White is pitch perfect as an effervescent, yet sometimes awkward teen getting into the friendly neighborhood superhero game unbeknownst to her loving mom Andria (Sasheer Zamata), dad James (Jermaine Fowler), grandmother Mimi (Alfre Woodard), and grandfather Pops (Gary Anthony Williams). But it’s White’s performance coupled with Moon Girl and Devil Dinosaur’s score from executive music producer Raphael Saadiq that really gives you the full picture of who the show’s Lunella is — a Black girl super scientist whose brilliance has been shaped by her multicultural community.

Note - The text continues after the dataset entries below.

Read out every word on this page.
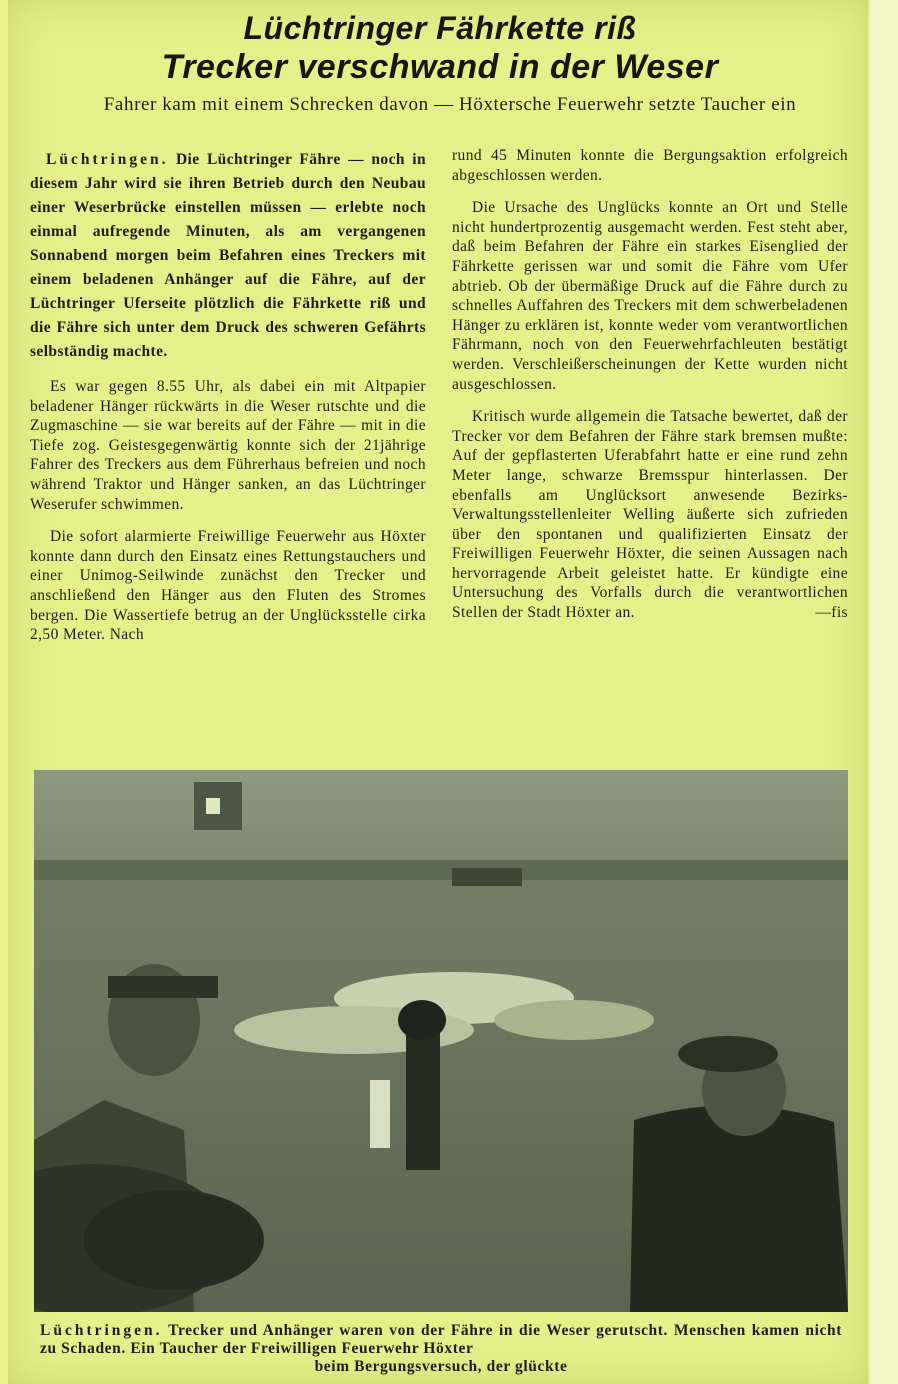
Lüchtringer Fährkette riß
Trecker verschwand in der Weser
Fahrer kam mit einem Schrecken davon — Höxtersche Feuerwehr setzte Taucher ein

Lüchtringen. Die Lüchtringer Fähre — noch in diesem Jahr wird sie ihren Betrieb durch den Neubau einer Weserbrücke einstellen müssen — erlebte noch einmal aufregende Minuten, als am vergangenen Sonnabend morgen beim Befahren eines Treckers mit einem beladenen Anhänger auf die Fähre, auf der Lüchtringer Uferseite plötzlich die Fährkette riß und die Fähre sich unter dem Druck des schweren Gefährts selbständig machte.

Es war gegen 8.55 Uhr, als dabei ein mit Altpapier beladener Hänger rückwärts in die Weser rutschte und die Zugmaschine — sie war bereits auf der Fähre — mit in die Tiefe zog. Geistesgegenwärtig konnte sich der 21jährige Fahrer des Treckers aus dem Führerhaus befreien und noch während Traktor und Hänger sanken, an das Lüchtringer Weserufer schwimmen.

Die sofort alarmierte Freiwillige Feuerwehr aus Höxter konnte dann durch den Einsatz eines Rettungstauchers und einer Unimog-Seilwinde zunächst den Trecker und anschließend den Hänger aus den Fluten des Stromes bergen. Die Wassertiefe betrug an der Unglücksstelle cirka 2,50 Meter. Nach

rund 45 Minuten konnte die Bergungsaktion erfolgreich abgeschlossen werden.

Die Ursache des Unglücks konnte an Ort und Stelle nicht hundertprozentig ausgemacht werden. Fest steht aber, daß beim Befahren der Fähre ein starkes Eisenglied der Fährkette gerissen war und somit die Fähre vom Ufer abtrieb. Ob der übermäßige Druck auf die Fähre durch zu schnelles Auffahren des Treckers mit dem schwerbeladenen Hänger zu erklären ist, konnte weder vom verantwortlichen Fährmann, noch von den Feuerwehrfachleuten bestätigt werden. Verschleißerscheinungen der Kette wurden nicht ausgeschlossen.

Kritisch wurde allgemein die Tatsache bewertet, daß der Trecker vor dem Befahren der Fähre stark bremsen mußte: Auf der gepflasterten Uferabfahrt hatte er eine rund zehn Meter lange, schwarze Bremsspur hinterlassen. Der ebenfalls am Unglücksort anwesende Bezirks-Verwaltungsstellenleiter Welling äußerte sich zufrieden über den spontanen und qualifizierten Einsatz der Freiwilligen Feuerwehr Höxter, die seinen Aussagen nach hervorragende Arbeit geleistet hatte. Er kündigte eine Untersuchung des Vorfalls durch die verantwortlichen Stellen der Stadt Höxter an.	—fis

Lüchtringen. Trecker und Anhänger waren von der Fähre in die Weser gerutscht. Menschen kamen nicht zu Schaden. Ein Taucher der Freiwilligen Feuerwehr Höxter
beim Bergungsversuch, der glückte
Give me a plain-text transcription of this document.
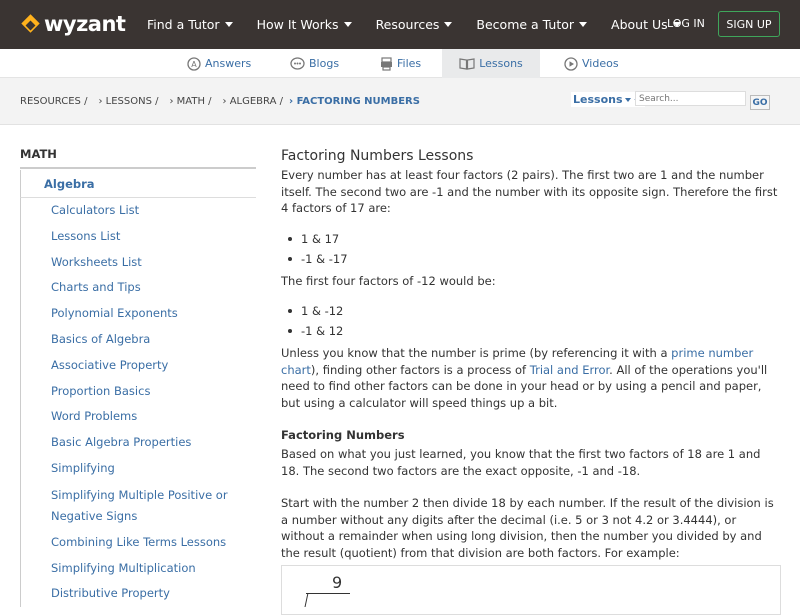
wyzant Find a Tutor	How It Works	Resources	Become a Tutor	About Us LOG IN	SIGN UP
A Answers	Blogs	Files	Lessons	Videos
RESOURCES / › LESSONS / › MATH / › ALGEBRA / › FACTORING NUMBERS	Lessons
Search...	GO
MATH
Algebra
Calculators List
Lessons List
Worksheets List
Charts and Tips
Polynomial Exponents
Basics of Algebra
Associative Property
Proportion Basics
Word Problems
Basic Algebra Properties
Simplifying
Simplifying Multiple Positive or Negative Signs
Combining Like Terms Lessons
Simplifying Multiplication
Distributive Property
Factoring Numbers Lessons

Every number has at least four factors (2 pairs). The first two are 1 and the number itself. The second two are -1 and the number with its opposite sign. Therefore the first 4 factors of 17 are:

1 & 17
-1 & -17

The first four factors of -12 would be:

1 & -12
-1 & 12

Unless you know that the number is prime (by referencing it with a prime number chart), finding other factors is a process of Trial and Error. All of the operations you'll need to find other factors can be done in your head or by using a pencil and paper, but using a calculator will speed things up a bit.

Factoring Numbers

Based on what you just learned, you know that the first two factors of 18 are 1 and 18. The second two factors are the exact opposite, -1 and -18.

Start with the number 2 then divide 18 by each number. If the result of the division is a number without any digits after the decimal (i.e. 5 or 3 not 4.2 or 3.4444), or without a remainder when using long division, then the number you divided by and the result (quotient) from that division are both factors. For example:

9
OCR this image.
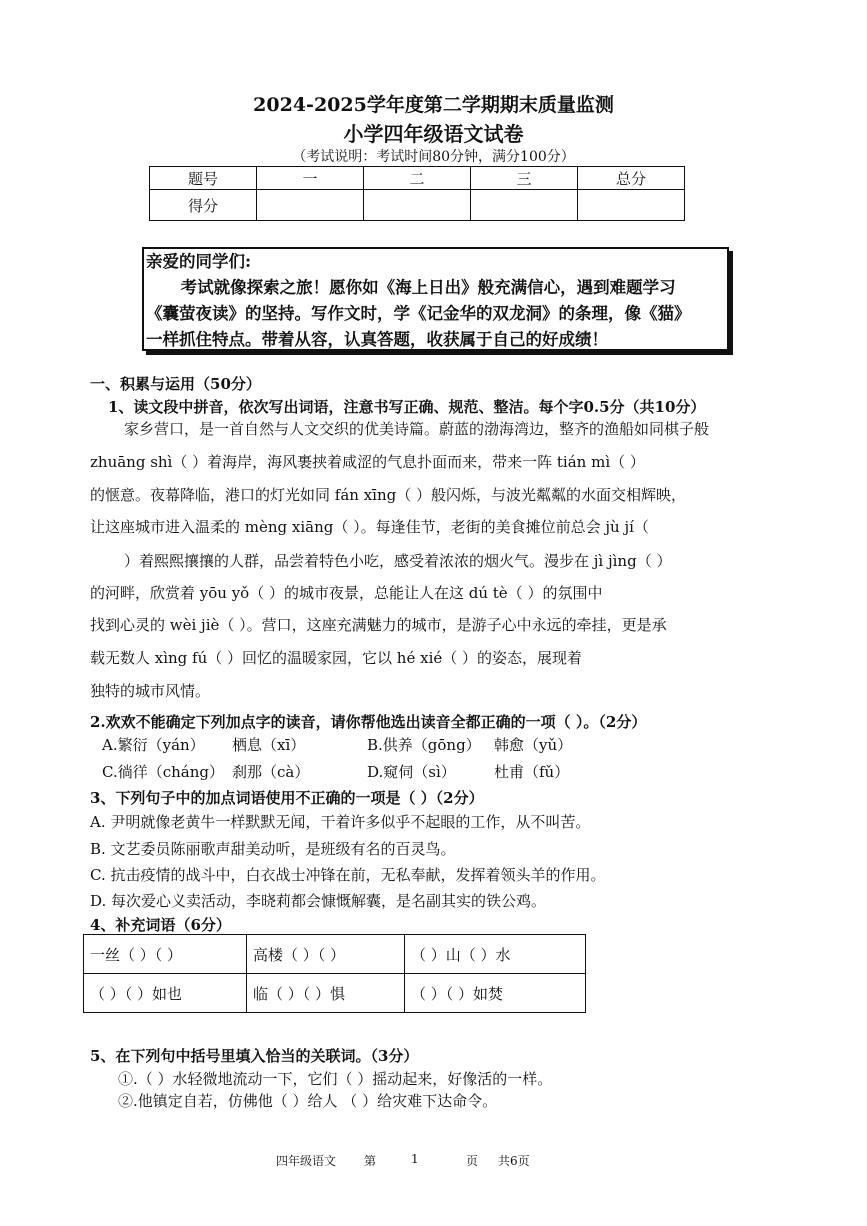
2024-2025学年度第二学期期末质量监测
小学四年级语文试卷
（考试说明：考试时间80分钟，满分100分）
题号	一	二	三	总分
得分				

亲爱的同学们:

考试就像探索之旅！愿你如《海上日出》般充满信心，遇到难题学习

《囊萤夜读》的坚持。写作文时，学《记金华的双龙洞》的条理，像《猫》

一样抓住特点。带着从容，认真答题，收获属于自己的好成绩！

一、积累与运用（50分）
1、读文段中拼音，依次写出词语，注意书写正确、规范、整洁。每个字0.5分（共10分）
家乡营口，是一首自然与人文交织的优美诗篇。蔚蓝的渤海湾边，整齐的渔船如同棋子般
zhuāng shì（ ）着海岸，海风裹挟着咸涩的气息扑面而来，带来一阵 tián mì（ ）
的惬意。夜幕降临，港口的灯光如同 fán xīng（ ）般闪烁，与波光粼粼的水面交相辉映，
让这座城市进入温柔的 mèng xiāng（ ）。每逢佳节，老街的美食摊位前总会 jù jí（
）着熙熙攘攘的人群，品尝着特色小吃，感受着浓浓的烟火气。漫步在 jì jìng（ ）
的河畔，欣赏着 yōu yǒ（ ）的城市夜景，总能让人在这 dú tè（ ）的氛围中
找到心灵的 wèi jiè（ ）。营口，这座充满魅力的城市，是游子心中永远的牵挂，更是承
载无数人 xìng fú（ ）回忆的温暖家园，它以 hé xié（ ）的姿态，展现着
独特的城市风情。
2.欢欢不能确定下列加点字的读音，请你帮他选出读音全都正确的一项（ ）。（2分）
A.繁衍（yán） 栖息（xī）	B.供养（gōng） 韩愈（yǔ）
C.徜徉（cháng） 刹那（cà）	D.窥伺（sì）	杜甫（fǔ）
3、下列句子中的加点词语使用不正确的一项是（ ）（2分）
A. 尹明就像老黄牛一样默默无闻，干着许多似乎不起眼的工作，从不叫苦。
B. 文艺委员陈丽歌声甜美动听，是班级有名的百灵鸟。
C. 抗击疫情的战斗中，白衣战士冲锋在前，无私奉献，发挥着领头羊的作用。
D. 每次爱心义卖活动，李晓莉都会慷慨解囊，是名副其实的铁公鸡。
4、补充词语（6分）
一丝（ ）（ ）	高楼（ ）（ ）	（ ）山（ ）水
（ ）（ ）如也	临（ ）（ ）惧	（ ）（ ）如焚
5、在下列句中括号里填入恰当的关联词。（3分）
①.（ ）水轻微地流动一下，它们（ ）摇动起来，好像活的一样。
②.他镇定自若，仿佛他（ ）给人 （ ）给灾难下达命令。
四年级语文 第	1	页 共6页
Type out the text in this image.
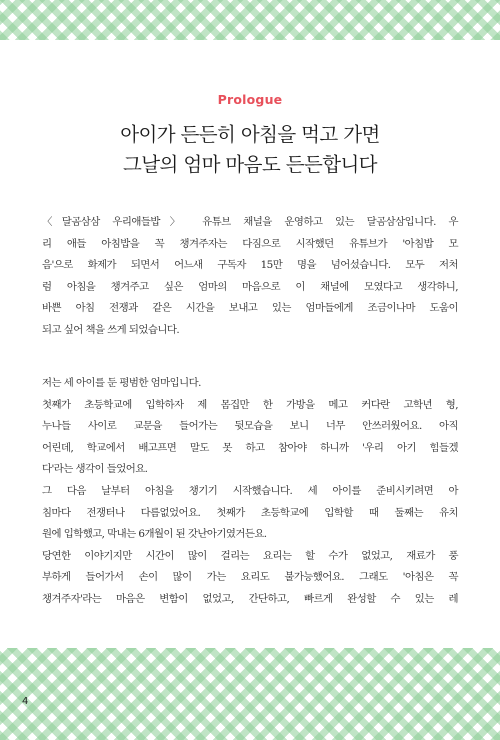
Prologue
아이가 든든히 아침을 먹고 가면
그날의 엄마 마음도 든든합니다
〈달곰삼삼 우리애들밥〉 유튜브 채널을 운영하고 있는 달곰삼삼입니다. 우
리 애들 아침밥을 꼭 챙겨주자는 다짐으로 시작했던 유튜브가 '아침밥 모
음'으로 화제가 되면서 어느새 구독자 15만 명을 넘어섰습니다. 모두 저처
럼 아침을 챙겨주고 싶은 엄마의 마음으로 이 채널에 모였다고 생각하니,
바쁜 아침 전쟁과 같은 시간을 보내고 있는 엄마들에게 조금이나마 도움이
되고 싶어 책을 쓰게 되었습니다.
저는 세 아이를 둔 평범한 엄마입니다.
첫째가 초등학교에 입학하자 제 몸집만 한 가방을 메고 커다란 고학년 형,
누나들 사이로 교문을 들어가는 뒷모습을 보니 너무 안쓰러웠어요. 아직
어린데, 학교에서 배고프면 말도 못 하고 참아야 하니까 '우리 아기 힘들겠
다'라는 생각이 들었어요.
그 다음 날부터 아침을 챙기기 시작했습니다. 세 아이를 준비시키려면 아
침마다 전쟁터나 다름없었어요. 첫째가 초등학교에 입학할 때 둘째는 유치
원에 입학했고, 막내는 6개월이 된 갓난아기였거든요.
당연한 이야기지만 시간이 많이 걸리는 요리는 할 수가 없었고, 재료가 풍
부하게 들어가서 손이 많이 가는 요리도 불가능했어요. 그래도 '아침은 꼭
챙겨주자'라는 마음은 변함이 없었고, 간단하고, 빠르게 완성할 수 있는 레
4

Every facet of Moon Girl and Devil Dinosaur’s musical production, from the stripped-down tracks playing beneath each episode’s eyecatches to the big, bouncing numbers blasting as Lunella’s battling power-hungry villains, is meticulously crafted — which you can immediately hear. But in moments when Moon Girl and Devil Dinosaur slows the action down to let animation studio Titmouse lean into the simpler, Saturday morning cartoon side of things, you can also feel how the show’s music is always there working to make Lunella’s world feel like a place that’s full of art.
Very similar to Disney Plus’ Ms. Marvel before it, Moon Girl and Devil Dinosaur looks and feels like the future Disney and Marvel should be building toward as they court a newer, younger generation of superhero fans. But for all of its Marvel trappings and sight gags means for comic book fans, Moon Girl and Devil Dinosaur often plays a lot more like Dexter’s Laboratory by way of Cardcaptor Sakura — a lighthearted, stylish action-adventure with enough swag to warrant a rewatch or two.
Moon Girl and Devil Dinosaur premieres on the Disney Channel today, and episodes start hitting Disney Plus on February 15th.